La scena ha generato paura tra i residenti, che conoscono il copione, tristemente già noto a tutti i cittadini frentani.
Non si tratta di un episodio isolato. Il quartiere Santa Rita, il più popoloso della città con migliaia di abitanti, è da anni al centro di cronache ricorrenti che raccontano un degrado strutturale e un clima di tensione che periodicamente esplode. Risse tra clan rivali, spaccio di stupefacenti, furti, aggressioni alle forze dell’ordine e atti di intimidazione rappresentano un problema ciclico, documentato in numerose operazioni di polizia e vertici istituzionali.
Un quartiere sotto assedio
Negli ultimi mesi (e anni) si sono susseguiti:
– Scontri violenti tra famiglie rom note alle forze dell’ordine, con mazze, calci, pugni e lancio di pietre anche dai balconi.
– Aggressioni a poliziotti durante perquisizioni, con agenti finiti al pronto soccorso.
– Operazioni interforze ripetute, identificazioni di massa, blitz antidroga e presidi straordinari, spesso coordinati da Prefettura, Questura e Carabinieri.
– Segnalazioni di usura, bullismo, abbandono scolastico e controllo di “piazze” di spaccio, con faide che si riaccendono appena cala l’attenzione delle istituzioni.
Il parroco della chiesa dello Spirito Santo ha espresso pubblicamente l’esasperazione di molti residenti: la convivenza è diventata difficile a causa di “violenza e prepotenza”, invocando interventi decisi per restituire vivibilità al quartiere.
Le autorità locali e provinciali hanno risposto con controlli a tappeto, vertici in Prefettura e visite del Prefetto nel quartiere, definendolo a tratti “zona rossa”. La Lega locale ha chiesto un presidio stabile delle forze dell’ordine, più servizi e migliori collegamenti con il centro città. Il sindaco ha rivolto appelli alla denuncia e al rispetto della legalità. Eppure, la situazione torna ciclicamente a degenerare.
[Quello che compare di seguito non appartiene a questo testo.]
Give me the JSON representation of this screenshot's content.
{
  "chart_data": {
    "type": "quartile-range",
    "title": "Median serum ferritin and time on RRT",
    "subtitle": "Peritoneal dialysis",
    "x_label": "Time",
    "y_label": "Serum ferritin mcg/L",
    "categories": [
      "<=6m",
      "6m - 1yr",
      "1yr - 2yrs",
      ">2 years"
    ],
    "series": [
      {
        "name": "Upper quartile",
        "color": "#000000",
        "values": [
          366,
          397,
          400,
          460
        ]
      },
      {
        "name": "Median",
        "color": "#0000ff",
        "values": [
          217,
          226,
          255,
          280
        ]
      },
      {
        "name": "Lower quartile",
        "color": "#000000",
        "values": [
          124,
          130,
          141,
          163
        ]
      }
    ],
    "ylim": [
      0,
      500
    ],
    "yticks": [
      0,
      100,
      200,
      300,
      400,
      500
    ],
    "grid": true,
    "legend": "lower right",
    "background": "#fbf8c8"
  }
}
Le radici di un problema irrisolto
Santa Rita non è solo cronaca nera: ospita migliaia di cittadini onesti che lavorano, crescono figli e chiedono solo di vivere in pace. Ridurre tutto a generalizzazioni sarebbe ingiusto verso di loro. Tuttavia, negare la specificità del fenomeno – faide tra clan familiari di etnia rom con precedenti per reati gravi, radicamento in certe dinamiche di spaccio e violenza – sarebbe ipocrita e dannoso.
Il problema non nasce dal nulla: alloggi popolari, integrazione mancata, economia sommersa, senso di impunità e vuoti di controllo dopo ogni operazione di polizia creano un terreno fertile. Quando si smantellano reti di spaccio, altri attori tentano di occupare lo spazio.
Serve una svolta concreta
È tempo di passare dagli annunci e dai blitz temporanei a misure strutturali:
– Controlli rigorosi sugli alloggi popolari e sull’uso dei contributi pubblici (tagliando i viveri a chi delinque sistematicamente).
– Interventi sociali mirati su famiglie problematiche, con responsabilità genitoriale e lotta all’abbandono scolastico.
– Coinvolgimento della comunità onesta del quartiere, che va protetta e ascoltata, non lasciata in ostaggio.
I residenti di Santa Rita meritano sicurezza, decoro e futuro, non l’ennesima rissa che terrorizzerà bambini e famiglie. La tolleranza zero verso l’illegalità non è discriminazione: è la giustizia più elementare. Fino a quando non si interverrà con decisione e continuità, il quartiere resterà ostaggio di una minoranza violenta, con danni enormi per tutti.
Lanciano e le istituzioni abruzzesi non possono più permettersi di gestire emergenze cicliche: è ora di risolverle.